Biographie
Michael A. Goorjian (* 4. Februar 1971 in San Francisco) ist ein US-amerikanischer Filmemacher, Autor und Schauspieler. Goorjian gewann einen Emmy Award als herausragender Nebendarsteller in einer Miniserie oder einem Special für seine Rolle als David Goodson im Fernsehfilm David's Mother (1994). Er ist auch bekannt für seine Rolle als Justin, Neve Campbells Geliebter in der Serie Party of Five (1994–2000), sowie als Heroin Bob im Film SLC Punk! (1998) und seine Fortsetzung Punk's Dead (2016). Als Regisseur erlangte Goorjian Anerkennung für seinen ersten großen unabhängigen Film, Illusion (2004), den er zusammen mit der Hollywood-Legende Kirk Douglas schrieb, inszenierte und in dem er die Hauptrolle spielte.
Goorjian ist in der San Francisco Bay Area geboren und aufgewachsen. Sein Vater Peter ist Armenier, seine Großeltern väterlicherseits waren Überlebende des Völkermords an den Armeniern. seine Mutter Sarah ist schottisch-amerikanischer Abstammung. Goorjian wuchs in Oakland, Kalifornien, auf und besuchte die Bishop O'Dowd High School, die ein starkes Schauspielprogramm hatte. Im Alter von 14 Jahren entschloss er sich, für eine örtliche Theatergruppe vorzusprechen, da er der Meinung war, dass dies eine „coole Art“ sei, den Unterricht zu schwänzen. Nachdem Goorjian erfolgreich die Hauptrolle in einem „nicht ganz so coolen“ Stück namens „Computer Crazy“ bekommen hatte, fand er bald heraus, dass der Rest der Besetzung allesamt Senioren waren und dass er das Stück an seiner eigenen Mittelschule aufführen musste. Trotz dieser scheinbar eher demütigenden Erfahrung blieb Goorjian bei der Schauspielerei und absolvierte schließlich eine Ausbildung an der School of Theatre, Film and Television der UCLA. Goorjians ersten großen Hollywood-Durchbruch hatte er als Tänzer, als er 1992 als „Skittery“ im Disney-Film „Newsies“ (mit Christian Bale und Robert Duvall) besetzt wurde. Es folgten Rollen in zahlreichen Folgefilmen, darunter Chaplin (mit Robert Downey Jr.), Forever Young (mit Mel Gibson), dem Oscar-nominierten Leaving Las Vegas, Hard Rain (mit Morgan Freeman und Christian Slater), SLC Punk! (mit Devon Sawa), The Invisibles (mit Portia de Rossi), Broken (mit Heather Graham) und Conversations with God.

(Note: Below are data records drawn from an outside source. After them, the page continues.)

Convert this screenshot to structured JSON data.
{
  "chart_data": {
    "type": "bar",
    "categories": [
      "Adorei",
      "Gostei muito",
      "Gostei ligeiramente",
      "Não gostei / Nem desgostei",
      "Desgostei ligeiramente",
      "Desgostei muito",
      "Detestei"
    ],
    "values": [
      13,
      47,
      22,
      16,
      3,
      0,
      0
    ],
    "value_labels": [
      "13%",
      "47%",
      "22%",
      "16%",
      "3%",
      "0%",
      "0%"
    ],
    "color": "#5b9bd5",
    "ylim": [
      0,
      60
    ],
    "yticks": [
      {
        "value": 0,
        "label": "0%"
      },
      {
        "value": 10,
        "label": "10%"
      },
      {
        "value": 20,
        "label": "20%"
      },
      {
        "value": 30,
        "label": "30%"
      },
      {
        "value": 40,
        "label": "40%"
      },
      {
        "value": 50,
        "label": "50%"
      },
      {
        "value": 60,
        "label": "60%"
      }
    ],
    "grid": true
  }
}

Goorjian machte seinen ersten echten Ausflug in die Regie mit der Scheindokumentation „Oakland Underground“, einer Komödie über eine okkulte Untergrundmusikszene in Oakland, Kalifornien. Von dort aus drehte Goorjian „Illusion“ mit Kirk Douglas, der 2006 in die Kinos kam, nachdem er über ein Dutzend Festivalpreise gewonnen hatte, darunter für das beste Drehbuch beim Hampton's International Film Festival, den besten Spielfilm beim Lake Tahoe International Film Festival und den Publikumspreis beim Sonoma International Film Festival. Mit „Illusion“ wurde Goorjian von der Kritik für seine Fähigkeit gelobt, großartiges Filmemachen mit philosophischer Tiefe zu verbinden. Kurz nach Illusion begann Goorjian mit dem Verlag Hay House zusammenzuarbeiten, um eine Reihe von Filmen zu produzieren und Regie zu führen, darunter den Dokumentarfilm You Can Heal Your Life (2007) mit der metaphysischen Autorin und Lehrerin Louise L. Hay in der Hauptrolle und The Shift mit der Autorin Dr . Wayne Dyer, zusammen mit Michael DeLuise und Portia de Rossi. Seine jüngste Arbeit mit Hay House ist eine originelle Filmanthologie mit dem Titel Tales of Everyday Magic, die bedeutungsvolle philosophische Ideen anhand intimer, charakterbasierter Geschichten erforscht.